I am working with a large dataframe that currently looks like this:
ID | Region | Noun |
---|---|---|
1 | North America | [('Everything', 'NP'), ('the product','NP'), ('it','NP')] |
2 | North America | [('beautiful product','NP')] |
The third column contains noun phrase(s) and each phrases have labels (two capital letters). All of these are in quotation marks and then coupled in brackets, and then put in square brackets which make it difficult for me to separate and pivot.
I would like to pivot the last column only, so the final output will look like this:
ID | Region | Noun | Type |
---|---|---|---|
1 | North America | everything | NP |
1 | North America | the product | NP |
1 | North America | it | NP |
2 | North America | beautiful product | NP |
The annoying part is that some rows have more brackets than others. Is there any way I could make this happen on Python?

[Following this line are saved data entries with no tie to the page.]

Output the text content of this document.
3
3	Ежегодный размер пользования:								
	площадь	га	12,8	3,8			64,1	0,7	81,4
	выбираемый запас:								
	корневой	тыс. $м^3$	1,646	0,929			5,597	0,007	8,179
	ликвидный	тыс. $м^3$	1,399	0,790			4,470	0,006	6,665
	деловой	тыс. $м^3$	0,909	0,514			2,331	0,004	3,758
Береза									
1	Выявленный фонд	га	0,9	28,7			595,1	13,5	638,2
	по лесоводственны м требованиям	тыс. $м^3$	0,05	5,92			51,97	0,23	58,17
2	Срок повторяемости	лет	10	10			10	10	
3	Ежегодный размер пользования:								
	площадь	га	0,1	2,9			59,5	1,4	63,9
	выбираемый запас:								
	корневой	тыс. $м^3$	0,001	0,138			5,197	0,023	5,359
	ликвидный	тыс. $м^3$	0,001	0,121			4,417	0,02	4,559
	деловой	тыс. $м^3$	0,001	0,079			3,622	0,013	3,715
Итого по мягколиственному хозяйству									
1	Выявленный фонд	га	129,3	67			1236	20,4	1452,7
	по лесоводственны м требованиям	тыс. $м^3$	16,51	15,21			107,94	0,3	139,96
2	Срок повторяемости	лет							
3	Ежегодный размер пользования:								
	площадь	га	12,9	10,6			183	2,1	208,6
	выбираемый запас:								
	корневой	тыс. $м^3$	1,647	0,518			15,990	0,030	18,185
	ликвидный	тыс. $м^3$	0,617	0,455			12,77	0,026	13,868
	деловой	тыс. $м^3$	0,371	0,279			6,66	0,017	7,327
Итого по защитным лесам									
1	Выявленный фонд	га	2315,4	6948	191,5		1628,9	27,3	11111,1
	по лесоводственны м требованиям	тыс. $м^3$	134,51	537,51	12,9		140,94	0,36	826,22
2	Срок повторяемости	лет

CodePudding user response:
I'm assuming that you have strings in column Noun
. You can apply ast.literal_eval
on them to convert them to Python lists:
from ast import literal_eval
# apply if Noun are strings, skip otherwise
df["Noun"] = df["Noun"].apply(literal_eval)
df = df.explode("Noun")
df[["Noun", "Type"]] = df["Noun"].apply(pd.Series)
print(df)
Prints:
ID Region Noun Type
0 1 North America Everything NP
0 1 North America the product NP
0 1 North America it NP
1 2 North America beautiful product NP
CodePudding user response:
Here is another way:
df2 = df.explode('Noun').reset_index(drop=True)
df2[['ID','Region']].join(pd.DataFrame(df2['Noun'].tolist(),columns = ['Noun','Type']))
Output:
ID Region Noun Type
0 1 North America Everything NP
1 1 North America the product NP
2 1 North America it NP
3 2 North America beautiful product NP